An Efficient Code-Domain NOMA Transceiver for mm-Wave Hybrid Massive MIMO Architectures

TL;DR

This paper introduces a novel code-domain NOMA transceiver architecture for mm-wave massive MIMO systems, demonstrating improved performance and lower complexity in uplink scenarios with limited RF chains.

Contribution

It proposes a hybrid beamforming framework integrating code-domain NOMA, and introduces a new receiver architecture for MUSA, enhancing uplink performance and reducing complexity.

Findings

Code-domain NOMA outperforms conventional methods with few RF chains.

The new MUSA receiver reduces complexity compared to classical designs.

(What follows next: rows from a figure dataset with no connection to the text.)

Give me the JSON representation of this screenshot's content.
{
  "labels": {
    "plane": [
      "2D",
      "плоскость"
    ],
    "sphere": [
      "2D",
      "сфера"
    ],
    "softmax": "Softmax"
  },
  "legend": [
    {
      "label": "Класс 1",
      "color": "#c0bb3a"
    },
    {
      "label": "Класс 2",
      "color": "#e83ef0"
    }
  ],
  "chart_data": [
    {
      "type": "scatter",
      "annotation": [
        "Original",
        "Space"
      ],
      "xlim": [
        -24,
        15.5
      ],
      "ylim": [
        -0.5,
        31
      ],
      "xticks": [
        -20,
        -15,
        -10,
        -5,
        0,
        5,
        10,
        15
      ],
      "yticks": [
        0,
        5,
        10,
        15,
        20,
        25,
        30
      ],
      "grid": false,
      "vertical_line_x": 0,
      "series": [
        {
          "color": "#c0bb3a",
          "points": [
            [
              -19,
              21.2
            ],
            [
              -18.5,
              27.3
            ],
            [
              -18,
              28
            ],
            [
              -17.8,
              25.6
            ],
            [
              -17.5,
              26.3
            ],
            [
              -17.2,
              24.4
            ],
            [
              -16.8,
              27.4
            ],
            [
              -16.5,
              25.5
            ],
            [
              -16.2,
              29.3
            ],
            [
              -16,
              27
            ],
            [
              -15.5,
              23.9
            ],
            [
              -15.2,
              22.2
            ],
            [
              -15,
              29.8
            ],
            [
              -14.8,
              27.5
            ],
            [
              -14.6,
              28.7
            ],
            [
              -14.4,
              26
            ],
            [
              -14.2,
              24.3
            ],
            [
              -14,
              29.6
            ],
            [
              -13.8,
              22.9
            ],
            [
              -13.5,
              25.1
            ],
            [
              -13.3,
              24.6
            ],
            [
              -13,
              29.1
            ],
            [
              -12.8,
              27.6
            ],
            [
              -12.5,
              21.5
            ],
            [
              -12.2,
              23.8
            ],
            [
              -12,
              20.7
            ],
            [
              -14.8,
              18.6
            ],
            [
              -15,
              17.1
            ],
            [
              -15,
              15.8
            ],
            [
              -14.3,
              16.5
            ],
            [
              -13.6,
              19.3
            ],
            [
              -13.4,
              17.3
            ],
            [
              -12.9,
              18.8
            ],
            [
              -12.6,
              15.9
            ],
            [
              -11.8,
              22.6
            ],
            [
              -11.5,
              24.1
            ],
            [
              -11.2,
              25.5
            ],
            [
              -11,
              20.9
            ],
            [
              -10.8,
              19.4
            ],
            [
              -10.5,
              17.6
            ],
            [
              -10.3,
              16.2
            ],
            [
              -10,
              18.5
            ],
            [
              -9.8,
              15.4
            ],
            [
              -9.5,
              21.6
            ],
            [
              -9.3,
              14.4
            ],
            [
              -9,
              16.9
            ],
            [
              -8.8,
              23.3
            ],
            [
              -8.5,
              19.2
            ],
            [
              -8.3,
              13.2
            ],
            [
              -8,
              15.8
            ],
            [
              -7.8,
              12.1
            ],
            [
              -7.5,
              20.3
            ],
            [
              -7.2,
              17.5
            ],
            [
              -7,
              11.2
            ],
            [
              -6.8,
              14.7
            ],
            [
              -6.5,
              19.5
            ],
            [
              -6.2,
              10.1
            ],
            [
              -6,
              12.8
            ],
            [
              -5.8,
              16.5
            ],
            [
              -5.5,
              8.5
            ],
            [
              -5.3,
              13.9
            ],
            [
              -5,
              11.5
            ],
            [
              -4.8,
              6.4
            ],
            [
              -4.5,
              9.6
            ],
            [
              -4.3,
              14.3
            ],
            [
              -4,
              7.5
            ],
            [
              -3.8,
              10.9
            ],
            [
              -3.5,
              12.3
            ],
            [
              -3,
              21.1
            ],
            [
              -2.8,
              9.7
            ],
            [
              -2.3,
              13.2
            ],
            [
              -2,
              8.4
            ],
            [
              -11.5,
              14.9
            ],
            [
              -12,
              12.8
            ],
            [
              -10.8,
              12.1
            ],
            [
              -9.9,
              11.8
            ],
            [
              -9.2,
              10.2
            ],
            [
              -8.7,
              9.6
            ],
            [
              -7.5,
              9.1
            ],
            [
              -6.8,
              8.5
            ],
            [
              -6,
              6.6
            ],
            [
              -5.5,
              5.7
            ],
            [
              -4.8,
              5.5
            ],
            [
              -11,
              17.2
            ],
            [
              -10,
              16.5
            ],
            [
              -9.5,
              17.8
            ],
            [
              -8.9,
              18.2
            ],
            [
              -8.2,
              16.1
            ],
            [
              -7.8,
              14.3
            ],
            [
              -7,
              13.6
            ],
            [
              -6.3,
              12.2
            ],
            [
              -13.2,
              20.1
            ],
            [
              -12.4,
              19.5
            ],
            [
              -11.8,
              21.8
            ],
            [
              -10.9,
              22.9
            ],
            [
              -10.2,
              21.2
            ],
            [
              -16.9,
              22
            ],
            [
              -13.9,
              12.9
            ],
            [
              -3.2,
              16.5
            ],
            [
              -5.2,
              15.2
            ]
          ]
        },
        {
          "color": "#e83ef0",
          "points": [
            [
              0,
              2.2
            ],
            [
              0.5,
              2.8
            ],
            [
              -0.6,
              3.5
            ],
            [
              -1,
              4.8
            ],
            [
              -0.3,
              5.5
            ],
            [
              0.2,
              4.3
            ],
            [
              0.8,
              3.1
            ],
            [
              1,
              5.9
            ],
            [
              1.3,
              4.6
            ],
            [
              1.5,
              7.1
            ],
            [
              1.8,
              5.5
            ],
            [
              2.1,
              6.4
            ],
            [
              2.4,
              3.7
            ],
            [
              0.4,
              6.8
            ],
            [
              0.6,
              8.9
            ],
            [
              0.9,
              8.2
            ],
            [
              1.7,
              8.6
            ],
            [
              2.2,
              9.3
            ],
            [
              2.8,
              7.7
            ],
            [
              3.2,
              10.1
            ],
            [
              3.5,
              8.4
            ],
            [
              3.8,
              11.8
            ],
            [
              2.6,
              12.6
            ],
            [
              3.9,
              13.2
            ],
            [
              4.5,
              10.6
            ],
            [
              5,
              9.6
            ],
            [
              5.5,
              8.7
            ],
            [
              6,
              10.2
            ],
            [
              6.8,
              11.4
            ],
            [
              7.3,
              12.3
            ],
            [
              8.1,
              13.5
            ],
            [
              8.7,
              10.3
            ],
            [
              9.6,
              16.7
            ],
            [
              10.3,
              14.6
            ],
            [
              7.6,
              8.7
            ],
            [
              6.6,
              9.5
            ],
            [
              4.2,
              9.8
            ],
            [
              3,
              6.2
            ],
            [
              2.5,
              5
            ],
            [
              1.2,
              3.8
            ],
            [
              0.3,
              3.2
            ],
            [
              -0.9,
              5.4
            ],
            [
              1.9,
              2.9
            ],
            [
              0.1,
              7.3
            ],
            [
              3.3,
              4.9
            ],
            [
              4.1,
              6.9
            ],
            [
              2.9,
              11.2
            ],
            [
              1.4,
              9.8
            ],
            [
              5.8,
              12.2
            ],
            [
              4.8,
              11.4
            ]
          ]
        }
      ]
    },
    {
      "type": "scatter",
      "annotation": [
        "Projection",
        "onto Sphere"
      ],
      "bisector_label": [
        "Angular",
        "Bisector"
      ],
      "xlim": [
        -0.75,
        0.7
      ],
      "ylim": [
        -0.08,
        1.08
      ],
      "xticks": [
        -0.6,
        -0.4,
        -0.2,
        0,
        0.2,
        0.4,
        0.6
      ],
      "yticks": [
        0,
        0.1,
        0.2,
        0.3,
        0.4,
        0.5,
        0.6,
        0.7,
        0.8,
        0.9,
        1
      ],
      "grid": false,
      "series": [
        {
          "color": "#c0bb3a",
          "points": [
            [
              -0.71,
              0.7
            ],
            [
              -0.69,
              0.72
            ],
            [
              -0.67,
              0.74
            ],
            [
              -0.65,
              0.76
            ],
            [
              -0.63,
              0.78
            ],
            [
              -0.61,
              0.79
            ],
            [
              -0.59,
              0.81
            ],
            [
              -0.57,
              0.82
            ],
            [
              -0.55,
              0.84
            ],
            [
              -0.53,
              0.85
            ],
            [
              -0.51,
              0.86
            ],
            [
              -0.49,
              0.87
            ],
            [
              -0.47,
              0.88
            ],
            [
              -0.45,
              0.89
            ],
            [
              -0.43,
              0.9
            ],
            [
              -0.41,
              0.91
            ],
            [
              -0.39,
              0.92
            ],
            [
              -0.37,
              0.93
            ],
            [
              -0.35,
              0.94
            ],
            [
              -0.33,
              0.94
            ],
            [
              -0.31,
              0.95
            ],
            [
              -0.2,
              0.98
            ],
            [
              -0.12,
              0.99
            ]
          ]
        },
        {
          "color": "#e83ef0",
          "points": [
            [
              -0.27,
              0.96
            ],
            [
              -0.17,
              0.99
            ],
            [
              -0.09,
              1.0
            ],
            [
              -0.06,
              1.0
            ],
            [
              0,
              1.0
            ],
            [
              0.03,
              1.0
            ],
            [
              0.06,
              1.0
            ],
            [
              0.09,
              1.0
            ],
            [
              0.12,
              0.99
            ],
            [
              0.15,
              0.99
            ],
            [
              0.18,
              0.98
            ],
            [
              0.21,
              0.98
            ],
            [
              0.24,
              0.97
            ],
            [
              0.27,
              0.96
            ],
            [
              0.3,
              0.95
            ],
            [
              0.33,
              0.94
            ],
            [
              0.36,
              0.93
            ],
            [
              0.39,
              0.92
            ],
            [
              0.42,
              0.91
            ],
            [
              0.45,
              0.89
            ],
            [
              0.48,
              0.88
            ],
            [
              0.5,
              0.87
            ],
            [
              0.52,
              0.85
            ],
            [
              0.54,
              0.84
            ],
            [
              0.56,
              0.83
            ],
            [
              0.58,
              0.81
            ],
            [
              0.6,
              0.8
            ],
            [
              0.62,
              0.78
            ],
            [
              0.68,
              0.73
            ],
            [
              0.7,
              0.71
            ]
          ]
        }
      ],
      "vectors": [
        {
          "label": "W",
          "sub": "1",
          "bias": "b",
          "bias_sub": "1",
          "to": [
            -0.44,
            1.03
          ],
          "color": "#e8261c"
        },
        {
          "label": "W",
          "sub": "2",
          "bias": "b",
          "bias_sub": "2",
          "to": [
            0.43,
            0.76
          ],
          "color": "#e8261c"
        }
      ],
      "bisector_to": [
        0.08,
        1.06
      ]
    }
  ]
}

Performance analysis shows benefits in bit-error rate and information rate.

Abstract

Massive MIMO and non-orthogonal multiple access (NOMA) are crucial methods for future wireless systems as they provide many advantages over conventional systems. Power-domain NOMA methods are investigated in massive MIMO systems, whereas there is little work on integration of code-domain NOMA and massive MIMO which is the subject of this study. We propose a general framework employing user-grouping based hybrid beamforming architecture for mm-wave massive MIMO systems where NOMA is considered as an intra-group process. It is shown that classical receivers of sparse code multiple access (SCMA) and multi-user shared access (MUSA) can be directly adapted. Additionally, a novel receiver architecture which is an improvement over classical one is proposed for uplink MUSA. This receiver makes MUSA preferable over SCMA for uplink transmission with lower complexity. We provide a lower bound on achievable information rate (AIR) as a performance measure. We show that code-domain NOMA schemes outperform conventional methods with very limited number of radio frequency (RF) chains where users are spatially close to each other. Furthermore, we provide an analysis in terms of bit-error rate and AIR under different code length and overloading scenarios for uplink transmission where flexible structure of MUSA is exploited.